No había vuelta atrás. Lo intentaron muchas veces, pero ya estaba roto. Trece años juntos, dos hijos en común, y mucho amor. Pedro firmó los papeles del divorcio. Y a pesar de que el acuerdo fue amistoso, no pudo evitar la tristeza que sintió al cerrar la puerta del bufete de abogados, situado en la segunda planta de uno de los edificios más señoriales de la ciudad. Optó por bajar las escaleras, y se paró en el entresuelo. Arrimado a la pared, cerró sus ojos y dos lágrimas se derramaron sobre su rostro.
Pisó la calle, respiró profundamente y se tomó un ansiolítico. Desde su separación, hacía ya tres meses, se alojaba en casa de sus padres, en Vigo, donde vivió hasta los 18 años. Estudió arquitectura en A Coruña y al terminar, un estudio de Madrid contrató sus servicios. Fueron años de novias, salidas nocturnas, viajes con amigos por todo el mundo, algunos con mochila en pensiones, y otros con maleta en buenos hoteles. Pero tres veces al año volvía a Galicia. Su destino favorito. Su gente, su olor, sus afectos estaban allí. Y Pedro sabía que, tarde o temprano, regresaría a casa. En agosto de 2007 conoció a Graci en un furancho de Vilaboa, al otro lado de la Ría de Vigo. Era amiga de la novia de su hermano. En el verano de 2008 se casaron.

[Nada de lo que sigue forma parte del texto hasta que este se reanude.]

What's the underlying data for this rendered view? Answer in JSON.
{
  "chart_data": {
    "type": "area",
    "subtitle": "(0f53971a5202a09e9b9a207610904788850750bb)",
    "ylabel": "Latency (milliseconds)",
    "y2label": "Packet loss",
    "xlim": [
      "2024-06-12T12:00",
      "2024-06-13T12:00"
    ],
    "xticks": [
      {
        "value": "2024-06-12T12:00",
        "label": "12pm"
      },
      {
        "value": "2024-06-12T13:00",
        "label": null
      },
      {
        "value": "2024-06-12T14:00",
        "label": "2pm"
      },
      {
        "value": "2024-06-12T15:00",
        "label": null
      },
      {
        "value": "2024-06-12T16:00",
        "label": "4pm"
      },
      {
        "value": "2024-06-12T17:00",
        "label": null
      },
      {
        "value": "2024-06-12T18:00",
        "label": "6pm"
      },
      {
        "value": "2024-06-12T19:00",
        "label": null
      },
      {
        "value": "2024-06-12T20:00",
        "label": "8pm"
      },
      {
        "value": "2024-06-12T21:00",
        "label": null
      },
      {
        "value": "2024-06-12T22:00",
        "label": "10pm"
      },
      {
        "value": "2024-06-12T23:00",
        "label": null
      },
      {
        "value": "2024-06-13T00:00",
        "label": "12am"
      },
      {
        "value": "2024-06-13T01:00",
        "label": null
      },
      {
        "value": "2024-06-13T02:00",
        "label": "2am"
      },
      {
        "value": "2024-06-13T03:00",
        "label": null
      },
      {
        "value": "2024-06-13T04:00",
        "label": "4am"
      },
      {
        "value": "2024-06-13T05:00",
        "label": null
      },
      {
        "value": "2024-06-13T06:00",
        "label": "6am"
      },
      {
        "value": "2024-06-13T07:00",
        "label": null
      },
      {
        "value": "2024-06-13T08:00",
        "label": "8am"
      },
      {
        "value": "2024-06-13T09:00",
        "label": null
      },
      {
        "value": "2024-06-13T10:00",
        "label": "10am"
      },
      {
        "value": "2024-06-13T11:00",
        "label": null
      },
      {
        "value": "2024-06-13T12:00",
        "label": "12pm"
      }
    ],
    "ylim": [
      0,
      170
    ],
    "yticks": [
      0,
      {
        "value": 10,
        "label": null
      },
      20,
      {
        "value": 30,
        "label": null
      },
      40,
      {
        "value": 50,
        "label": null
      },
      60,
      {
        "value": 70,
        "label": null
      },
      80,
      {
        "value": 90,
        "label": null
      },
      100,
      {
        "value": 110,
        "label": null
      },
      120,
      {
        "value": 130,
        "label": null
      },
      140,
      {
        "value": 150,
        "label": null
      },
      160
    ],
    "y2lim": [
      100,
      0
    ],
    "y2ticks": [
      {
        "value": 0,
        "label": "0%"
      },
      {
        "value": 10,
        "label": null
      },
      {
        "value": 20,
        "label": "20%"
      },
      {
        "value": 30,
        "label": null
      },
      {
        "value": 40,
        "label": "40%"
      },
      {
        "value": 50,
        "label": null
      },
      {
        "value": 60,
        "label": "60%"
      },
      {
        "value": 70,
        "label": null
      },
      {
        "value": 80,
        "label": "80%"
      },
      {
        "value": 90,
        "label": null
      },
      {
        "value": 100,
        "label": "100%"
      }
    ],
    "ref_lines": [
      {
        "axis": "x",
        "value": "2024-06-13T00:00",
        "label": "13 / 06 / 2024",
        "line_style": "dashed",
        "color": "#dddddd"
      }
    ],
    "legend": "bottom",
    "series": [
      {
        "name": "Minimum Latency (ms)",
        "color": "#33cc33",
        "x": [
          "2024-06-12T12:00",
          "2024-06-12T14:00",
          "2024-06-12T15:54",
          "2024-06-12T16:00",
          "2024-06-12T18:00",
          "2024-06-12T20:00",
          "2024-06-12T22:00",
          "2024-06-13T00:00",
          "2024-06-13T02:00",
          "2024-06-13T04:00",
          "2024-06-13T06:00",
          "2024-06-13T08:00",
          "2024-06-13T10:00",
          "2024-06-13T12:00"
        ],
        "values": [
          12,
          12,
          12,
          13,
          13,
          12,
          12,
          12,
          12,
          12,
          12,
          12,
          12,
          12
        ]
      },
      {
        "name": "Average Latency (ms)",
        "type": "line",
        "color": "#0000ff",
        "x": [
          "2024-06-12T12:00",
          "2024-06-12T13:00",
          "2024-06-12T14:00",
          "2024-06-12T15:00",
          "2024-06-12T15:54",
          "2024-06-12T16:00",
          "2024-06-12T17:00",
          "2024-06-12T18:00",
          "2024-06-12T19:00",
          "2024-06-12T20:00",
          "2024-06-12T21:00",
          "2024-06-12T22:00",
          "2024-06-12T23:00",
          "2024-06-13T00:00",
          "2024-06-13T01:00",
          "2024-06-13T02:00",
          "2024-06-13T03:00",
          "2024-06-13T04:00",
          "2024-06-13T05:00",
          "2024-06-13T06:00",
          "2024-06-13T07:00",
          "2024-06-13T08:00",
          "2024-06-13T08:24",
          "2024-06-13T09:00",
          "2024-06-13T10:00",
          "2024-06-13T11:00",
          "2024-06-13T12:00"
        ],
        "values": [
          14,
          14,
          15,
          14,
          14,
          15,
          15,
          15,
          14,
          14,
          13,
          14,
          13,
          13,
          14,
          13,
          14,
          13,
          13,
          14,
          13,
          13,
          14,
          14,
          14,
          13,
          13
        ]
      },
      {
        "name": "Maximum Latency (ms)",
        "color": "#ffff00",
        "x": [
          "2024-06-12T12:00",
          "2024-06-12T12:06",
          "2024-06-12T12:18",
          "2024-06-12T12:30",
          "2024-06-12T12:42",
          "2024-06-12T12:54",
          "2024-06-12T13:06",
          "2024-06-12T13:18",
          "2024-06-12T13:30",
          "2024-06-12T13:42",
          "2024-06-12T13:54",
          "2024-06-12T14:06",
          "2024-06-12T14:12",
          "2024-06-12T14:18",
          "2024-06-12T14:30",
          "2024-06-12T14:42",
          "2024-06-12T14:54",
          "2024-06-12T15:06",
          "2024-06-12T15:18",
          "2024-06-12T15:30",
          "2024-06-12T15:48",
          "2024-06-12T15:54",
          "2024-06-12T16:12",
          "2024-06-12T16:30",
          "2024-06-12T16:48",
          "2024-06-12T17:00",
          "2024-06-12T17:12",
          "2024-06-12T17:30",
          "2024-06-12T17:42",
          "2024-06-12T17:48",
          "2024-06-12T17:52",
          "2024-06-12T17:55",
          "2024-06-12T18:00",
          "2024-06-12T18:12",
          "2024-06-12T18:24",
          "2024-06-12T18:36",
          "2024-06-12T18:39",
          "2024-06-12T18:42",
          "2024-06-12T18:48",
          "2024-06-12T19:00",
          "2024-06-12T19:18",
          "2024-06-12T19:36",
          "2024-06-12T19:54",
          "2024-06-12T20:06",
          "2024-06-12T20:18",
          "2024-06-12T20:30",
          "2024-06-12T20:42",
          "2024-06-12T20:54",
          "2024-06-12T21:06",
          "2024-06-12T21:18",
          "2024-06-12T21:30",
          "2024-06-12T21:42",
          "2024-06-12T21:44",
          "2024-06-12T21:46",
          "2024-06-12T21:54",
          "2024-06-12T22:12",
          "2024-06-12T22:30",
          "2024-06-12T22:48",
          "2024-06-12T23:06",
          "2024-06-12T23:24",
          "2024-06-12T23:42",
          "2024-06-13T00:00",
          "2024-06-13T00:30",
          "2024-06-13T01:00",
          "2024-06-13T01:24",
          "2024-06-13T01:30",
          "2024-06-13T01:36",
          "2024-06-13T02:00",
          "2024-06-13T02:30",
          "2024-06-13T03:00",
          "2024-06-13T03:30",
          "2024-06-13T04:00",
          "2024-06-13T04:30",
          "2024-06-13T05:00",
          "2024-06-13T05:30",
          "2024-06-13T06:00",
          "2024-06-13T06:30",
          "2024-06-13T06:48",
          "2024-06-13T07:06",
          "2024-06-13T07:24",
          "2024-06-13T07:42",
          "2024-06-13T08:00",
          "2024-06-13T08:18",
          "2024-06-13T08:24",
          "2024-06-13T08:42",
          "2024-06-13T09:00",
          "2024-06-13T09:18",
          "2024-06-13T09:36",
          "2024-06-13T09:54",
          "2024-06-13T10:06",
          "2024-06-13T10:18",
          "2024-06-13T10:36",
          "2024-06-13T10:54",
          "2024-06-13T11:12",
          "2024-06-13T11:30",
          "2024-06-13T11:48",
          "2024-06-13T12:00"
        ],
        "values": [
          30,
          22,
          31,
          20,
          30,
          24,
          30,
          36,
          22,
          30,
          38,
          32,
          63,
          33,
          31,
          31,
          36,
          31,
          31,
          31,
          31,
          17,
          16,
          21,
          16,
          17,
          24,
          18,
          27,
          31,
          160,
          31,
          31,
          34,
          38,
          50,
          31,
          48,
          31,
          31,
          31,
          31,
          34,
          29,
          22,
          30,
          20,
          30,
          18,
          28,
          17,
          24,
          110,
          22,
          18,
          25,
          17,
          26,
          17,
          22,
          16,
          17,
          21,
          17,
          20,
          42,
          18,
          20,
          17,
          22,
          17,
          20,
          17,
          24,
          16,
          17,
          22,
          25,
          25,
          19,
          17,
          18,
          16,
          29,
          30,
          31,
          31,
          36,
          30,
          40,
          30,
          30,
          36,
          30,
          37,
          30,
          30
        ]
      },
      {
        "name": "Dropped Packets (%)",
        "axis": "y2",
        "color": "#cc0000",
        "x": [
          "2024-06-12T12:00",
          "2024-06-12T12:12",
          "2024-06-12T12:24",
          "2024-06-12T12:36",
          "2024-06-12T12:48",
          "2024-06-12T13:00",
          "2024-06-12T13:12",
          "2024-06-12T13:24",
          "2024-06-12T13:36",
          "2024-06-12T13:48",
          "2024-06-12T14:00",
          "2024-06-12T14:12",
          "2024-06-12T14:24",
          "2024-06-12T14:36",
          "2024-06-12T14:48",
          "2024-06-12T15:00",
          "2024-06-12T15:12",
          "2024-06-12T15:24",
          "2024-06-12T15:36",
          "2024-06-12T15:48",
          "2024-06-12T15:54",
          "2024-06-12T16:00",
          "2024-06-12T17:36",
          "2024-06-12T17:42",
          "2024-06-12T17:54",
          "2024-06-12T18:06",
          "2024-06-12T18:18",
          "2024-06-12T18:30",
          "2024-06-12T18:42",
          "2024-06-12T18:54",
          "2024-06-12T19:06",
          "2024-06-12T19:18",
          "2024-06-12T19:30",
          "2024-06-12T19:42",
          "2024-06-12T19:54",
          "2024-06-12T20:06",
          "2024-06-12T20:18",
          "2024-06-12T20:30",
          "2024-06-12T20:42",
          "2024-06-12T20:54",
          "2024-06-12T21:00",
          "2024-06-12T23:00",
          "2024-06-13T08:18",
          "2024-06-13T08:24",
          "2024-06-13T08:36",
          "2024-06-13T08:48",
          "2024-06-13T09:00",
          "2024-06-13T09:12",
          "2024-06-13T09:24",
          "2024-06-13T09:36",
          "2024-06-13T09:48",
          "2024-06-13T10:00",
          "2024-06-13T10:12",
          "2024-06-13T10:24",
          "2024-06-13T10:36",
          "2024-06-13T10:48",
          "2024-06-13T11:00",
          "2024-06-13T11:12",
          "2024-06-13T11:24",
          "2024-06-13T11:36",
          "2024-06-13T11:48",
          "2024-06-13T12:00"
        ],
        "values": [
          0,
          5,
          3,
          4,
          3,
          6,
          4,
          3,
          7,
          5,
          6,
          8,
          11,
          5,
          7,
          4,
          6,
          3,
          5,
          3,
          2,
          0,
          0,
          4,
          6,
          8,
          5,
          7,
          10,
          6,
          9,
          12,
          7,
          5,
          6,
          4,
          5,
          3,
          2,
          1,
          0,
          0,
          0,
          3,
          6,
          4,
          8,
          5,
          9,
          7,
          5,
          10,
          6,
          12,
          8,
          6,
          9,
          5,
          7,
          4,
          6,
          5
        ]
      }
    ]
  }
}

Ahora se pregunta qué pasó. Cuándo cayó al pozo. Fue feliz en su infancia, afrontó su carrera con pasión y, exprimió al máximo su vida, primero como estudiante, y después de becario en la capital. Allí se hizo un nombre y firmó proyectos de gran envergadura. Un éxito que completó con una hermosa familia, tras enamorarse a primera vista. Montó su propio estudio en Vigo y todo fue viento en popa. Pero hace dos años, algo se rompió.
Llegó sin avisar. No hubo motivo. Se abrió un pozo del que ahora intenta salir. Dejó de ir a trabajar. La cama era su refugio. Todo era oscuro. Empezó a tener miedo de vivir. Miedo, dentro y fuera. Tiró su agenda de vida social. Intentó estar en las sagradas comidas a las que siempre iba con sus amigos.
-Eso me tiene que ayudar, pensaba. Pero aparecía el pánico nada más sentarse a la mesa. El simple hecho de darse una ducha le costaba. Así que el agua en el baño brotaba para él muy de vez en cuando. Temblores, vértigos, falta de aire y tristeza, mucha tristeza. El médico confirmó el diagnóstico: depresión.
Fueron meses de medicación, psicólogos, rabia e impotencia frente a los suyos. Y es que, al mirarle sabía qué pensaban, ¿cómo puede estar de bajón, si lo tiene todo? Preguntas sin respuestas.
Hoy, su salud mental tiene altibajos, pero Pedro ha vuelto al estudio, se ha dejado caer por alguna de esas comidas, y el insomnio sólo aparece de vez en cuando. Sigue en su pozo, pero la claridad ya asoma.